Depuis plus de vingt ans, Great Place to Work mesure ce qui fait des entreprises des lieux où il fait bon travailler. Qu’est-ce qui fait bouger les relations au travail dans les entreprises ? Jullien Brézun, Directeur Général France, partage son expérience.
“Avoir un travail qui a du sens” : qu’y a-t-il derrière cette volonté ?
Les sources de sens au travail n’ont pas toujours à voir avec les tâches accomplies, mais plutôt avec le climat dans les organisations. Pour nous chez Great Place to Work, le dénominateur commun, c’est la confiance. Elle ne se décrète pas, elle se construit dans le temps. Vous pouvez trouver du sens au travail quand bien même votre activité ne permet pas de sauver la planète. Cependant, si l’on vous fait sentir que vous avez un rôle à jouer dans la réalisation de l’activité considérée et qu’en plus elle correspond à vos valeurs, la puissance du sens au travail est décuplée.
Comment passer de l’objectif du sens au travail à sa mise en œuvre ?
L’acteur numéro un du sens au travail est le manager de proximité, qui, à moins vingt salariés, est souvent le chef d’entreprise lui-même. En plus de la confiance, il transmet l’autre condition indispensable : la considération. Se sentir considéré signifie sentir que l’on a un rôle jouer. Pour y parvenir, plusieurs éléments sont clés : une communication claire des ambitions, de la transparence, favoriser le droit à l’erreur source d’initiative et d’apprentissage. Le manager doit aussi donner régulièrement du feedback à la fois pour encourager et pour faire progresser. L’enjeu est donc de chercher à concilier les attentes individuelles avec les besoins du collectif.
Les constats sont pourtant durs. Repli sur soi, perte de goût du travail : de quoi cela est-il le nom ?
Nous avons mené une étude en février 2023, auprès de 5000 salariés français issus du public et du privé. 58% d’entre eux disent vouloir rester dans leur organisation. Cela ne veut pas dire qu’ils s’y sentent bien, mais qu’ils y trouvent leur compte. Ce « 58 % » va à l’encontre de représentations actuelles, comme celle d’un phénomène de grande démission. Il faut éviter ces raccourcis, même si, c’est vrai, il y une modification du rapport au travail.
Comme les nouvelles générations, qui ne veulent plus s’insérer comme avant dans le monde professionnel ?

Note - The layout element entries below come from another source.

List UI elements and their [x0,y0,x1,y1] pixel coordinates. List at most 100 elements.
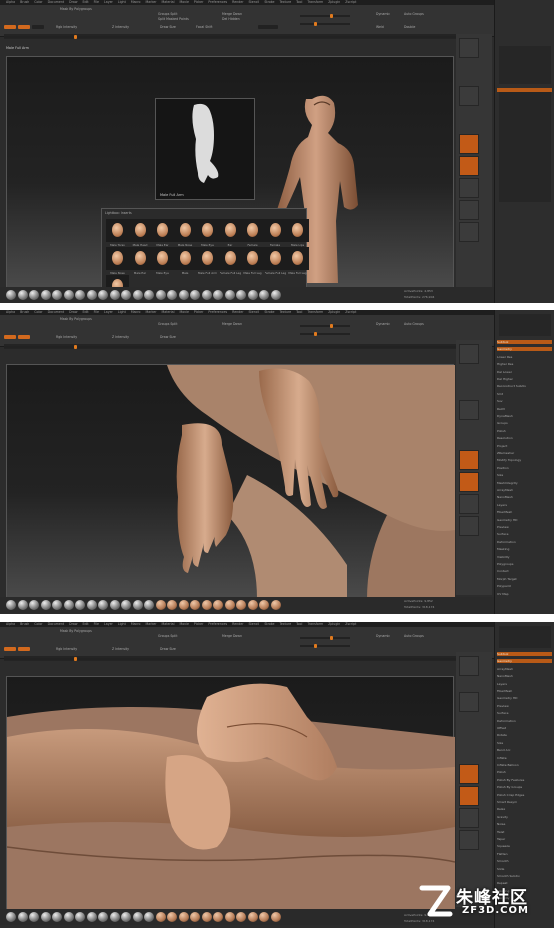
material-swatch[interactable] [201,290,212,300]
merge-down-label[interactable]: Merge Down [222,634,242,638]
polyframe-button[interactable] [459,222,479,242]
tool-menu-item[interactable]: FiberMesh [497,510,552,514]
material-swatch[interactable] [86,912,97,922]
material-swatch[interactable] [224,912,235,922]
tool-menu-item[interactable]: Size [497,741,552,745]
tool-menu-item[interactable]: Polish [497,770,552,774]
tool-menu-item[interactable]: Size [497,473,552,477]
tool-menu-item[interactable]: Surface [497,711,552,715]
intensity-slider[interactable] [300,636,350,640]
insert-tile[interactable]: Male Torso [106,219,129,247]
rgb-intensity-label[interactable]: Rgb Intensity [56,25,77,29]
split-hidden-label[interactable]: Split Masked Points [158,17,189,21]
size-slider[interactable] [300,644,350,648]
material-swatch[interactable] [132,600,143,610]
material-swatch[interactable] [224,290,235,300]
material-swatch[interactable] [98,290,108,300]
material-swatch[interactable] [63,912,74,922]
move-view-button[interactable] [459,786,479,806]
bpr-button[interactable] [459,344,479,364]
move-button[interactable] [32,25,44,29]
tool-menu-item[interactable]: Visibility [497,555,552,559]
material-swatch[interactable] [17,290,28,300]
tool-menu-item[interactable]: Polish By Features [497,778,552,782]
material-swatch[interactable] [236,290,246,300]
material-swatch[interactable] [213,290,223,300]
insert-tile[interactable]: Male Full Leg [286,247,309,275]
tool-menu-item[interactable]: FiberMesh [497,689,552,693]
material-swatch[interactable] [6,600,16,610]
material-swatch[interactable] [155,912,166,922]
material-swatch[interactable] [236,912,246,922]
material-swatch[interactable] [167,290,177,300]
tool-menu-item[interactable]: Slide [497,867,552,871]
tool-menu-item[interactable]: MeshIntegrity [497,481,552,485]
z-intensity-label[interactable]: Z Intensity [112,25,129,29]
draw-button[interactable] [18,335,30,339]
material-swatch[interactable] [247,600,258,610]
tool-thumbnails[interactable] [499,46,551,84]
tool-menu-item[interactable]: Twist [497,830,552,834]
draw-size-label[interactable]: Draw Size [160,25,176,29]
tool-menu-item[interactable]: Lower Res [497,355,552,359]
tool-menu-item[interactable]: Smart Resym [497,800,552,804]
tool-menu-item[interactable]: Smooth Subdiv [497,874,552,878]
material-swatch[interactable] [52,912,62,922]
tool-menu-item[interactable]: ReUV [497,407,552,411]
material-swatch[interactable] [29,290,39,300]
scroll-button[interactable] [459,400,479,420]
material-swatch[interactable] [270,600,281,610]
tool-menu-item[interactable]: Preview [497,704,552,708]
timeline-ruler[interactable] [4,344,490,349]
material-swatch[interactable] [6,912,16,922]
material-swatch[interactable] [167,600,177,610]
z-intensity-label[interactable]: Z Intensity [112,335,129,339]
dynamic-label[interactable]: Dynamic [376,322,390,326]
material-swatch[interactable] [132,290,143,300]
groups-split-label[interactable]: Groups Split [158,12,177,16]
material-swatch[interactable] [178,600,189,610]
material-swatch[interactable] [167,912,177,922]
subtool-header[interactable] [497,88,552,92]
material-swatch[interactable] [190,600,200,610]
tool-menu-item[interactable]: Polish Crisp Edges [497,793,552,797]
material-swatch[interactable] [75,290,85,300]
tool-menu-item[interactable]: NanoMesh [497,495,552,499]
tool-menu-item[interactable]: Squeeze [497,844,552,848]
material-swatch[interactable] [236,600,246,610]
insert-tile[interactable]: Male Ear [151,219,174,247]
rgb-intensity-label[interactable]: Rgb Intensity [56,647,77,651]
canvas-viewport[interactable] [6,364,455,599]
insert-tile[interactable]: Male Head [128,219,152,247]
material-swatch[interactable] [224,600,235,610]
tool-menu-item[interactable]: Inflate Balloon [497,763,552,767]
frame-button[interactable] [459,764,479,784]
groups-split-label[interactable]: Groups Split [158,322,177,326]
material-swatch[interactable] [86,600,97,610]
material-swatch[interactable] [63,600,74,610]
merge-down-label[interactable]: Merge Down [222,12,242,16]
tool-menu-item[interactable]: Rotate [497,733,552,737]
insert-tile[interactable]: Male Lips [286,219,309,247]
insert-tile[interactable]: Female Full Leg [263,247,287,275]
draw-button[interactable] [18,647,30,651]
insert-tile[interactable]: Female [263,219,287,247]
material-swatch[interactable] [6,290,16,300]
scroll-button[interactable] [459,86,479,106]
material-swatch[interactable] [155,600,166,610]
tool-menu-item[interactable]: Deformation [497,719,552,723]
material-swatch[interactable] [259,600,269,610]
merge-down-label[interactable]: Merge Down [222,322,242,326]
bpr-button[interactable] [459,656,479,676]
tool-menu-item[interactable]: Gravity [497,815,552,819]
material-swatch[interactable] [98,912,108,922]
draw-size-label[interactable]: Draw Size [160,647,176,651]
size-slider[interactable] [300,332,350,336]
tool-menu-item[interactable]: Morph Target [497,577,552,581]
weld-label[interactable]: Weld [376,25,384,29]
focal-shift-label[interactable]: Focal Shift [196,25,213,29]
material-swatch[interactable] [144,600,154,610]
tool-menu-item[interactable]: Offset [497,726,552,730]
frame-button[interactable] [459,450,479,470]
bpr-button[interactable] [459,38,479,58]
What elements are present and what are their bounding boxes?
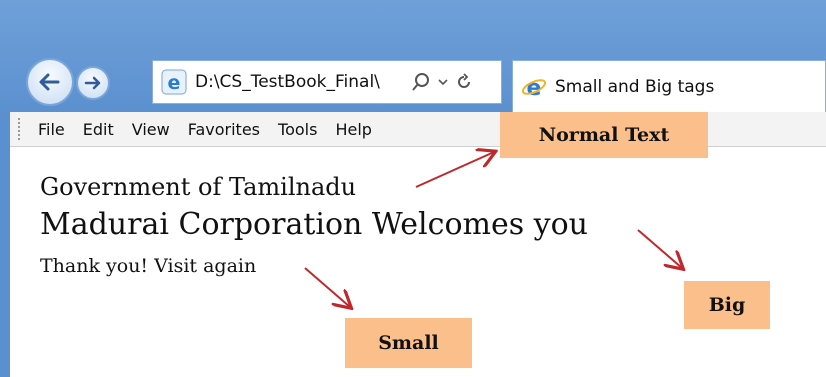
dropdown-icon[interactable] — [437, 76, 449, 88]
search-icon[interactable] — [411, 72, 431, 92]
menu-item-file[interactable]: File — [38, 120, 65, 139]
back-button[interactable] — [26, 58, 74, 106]
forward-icon — [84, 76, 101, 90]
menu-item-favorites[interactable]: Favorites — [188, 120, 260, 139]
navigation-buttons — [18, 56, 154, 108]
browser-frame-left — [0, 115, 10, 377]
forward-button[interactable] — [76, 66, 110, 100]
callout-small: Small — [345, 318, 472, 368]
address-bar[interactable]: e D:\CS_TestBook_Final\ — [152, 60, 502, 104]
menu-item-tools[interactable]: Tools — [278, 120, 317, 139]
small-text: Thank you! Visit again — [40, 255, 257, 277]
normal-text: Government of Tamilnadu — [40, 173, 357, 201]
ie-logo-icon: e — [521, 74, 547, 101]
menu-item-view[interactable]: View — [132, 120, 170, 139]
address-text[interactable]: D:\CS_TestBook_Final\ — [195, 72, 405, 92]
toolbar-grip[interactable] — [18, 118, 24, 140]
back-icon — [39, 73, 60, 91]
big-text: Madurai Corporation Welcomes you — [40, 207, 588, 242]
callout-big: Big — [684, 281, 770, 329]
tab-title: Small and Big tags — [555, 76, 715, 97]
ie-logo-icon: e — [161, 69, 187, 95]
menu-item-help[interactable]: Help — [335, 120, 371, 139]
menu-item-edit[interactable]: Edit — [83, 120, 114, 139]
address-tools — [411, 72, 473, 92]
svg-text:e: e — [168, 72, 181, 94]
refresh-icon[interactable] — [455, 73, 473, 91]
callout-normal-text: Normal Text — [500, 112, 708, 158]
tab-active[interactable]: e Small and Big tags — [512, 60, 826, 112]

Ces jeunes ont construit un rapport au travail nouveau, avec un engagement fait de preuves concrètes. Certes leur rapport au travail change et se redessine mais attention à la caricature. Ils sont beaucoup plus informés. Ils sont tout en paradoxe car ils sont à la fois marqués par une vision très transactionnelle de la relation professionnelle et en même temps à la recherche de liens et d’un collectif.
La clé, c’est donc de bien les comprendre pour répondre à l’ensemble de leurs besoins. N’oublions qu’il s’agit aussi d’une génération qui a vu ses parents s’engager et se faire « débarquer » sans ménagement. Cela laisse certainement des traces.
Qu’est-ce que cela apporte aux employeurs ?
Les nouvelles générations sont comme toujours sources de stimulation et d’innovation. Il est donc encore et toujours essentiel de les écouter, de prendre leur avis en compte et d’adapter nos fonctionnements. Ils sont vecteurs et acteurs de la transformation, qu’elle soit digitale ou organisationnelle, ou dans la cadre de la transition écologique.
Quelle place cela laisse-t-il au progrès dans les organisations ?
Cela dépend de la place que les organisations elles-mêmes veulent lui laisser ! Il faut vouloir le progrès pour le faire advenir. C’est est une démarche volontaire qui dépend de l’ADN de l’organisation, de son histoire, des valeurs qu’elle incarne, de ses dirigeants, de ses collaborateurs. Si les plus petites entreprises peuvent manquer de temps ou de ressources dédiées, elles ont davantage de proximité, qui peut mener à plus de fraternité.
En quoi avons-nous besoin de fraternité ?
Le progrès ne peut exister que s’il sert collectivement. Cette dimension relationnelle nous interroge sur la place donnée à la fraternité en entreprise. Elle est souvent oubliée. Mais réfléchissez-y : quel est le sens du progrès, sans fraternité, sans ce lien qui nous unit ?
Alors comment pouvons-nous progresser dans nos relations au travail ?
Avec une amélioration continue et tranquille, qui repose sur cinq piliers : la crédibilité de l’encadrement, le respect perçu par les collaborateurs, l’équité qu’ils ressentent, leur fierté d’appartenance et la camaraderie. Il faut ensuite une approche simple pour identifier un ou deux éléments-clés de la personnalité de l’organisation et en tirer un plan d’actions. Nous le constatons dans l’industrie, dans les services, dans l’administration… le facteur sectoriel n’entre pas en ligne de compte pour activer le progrès.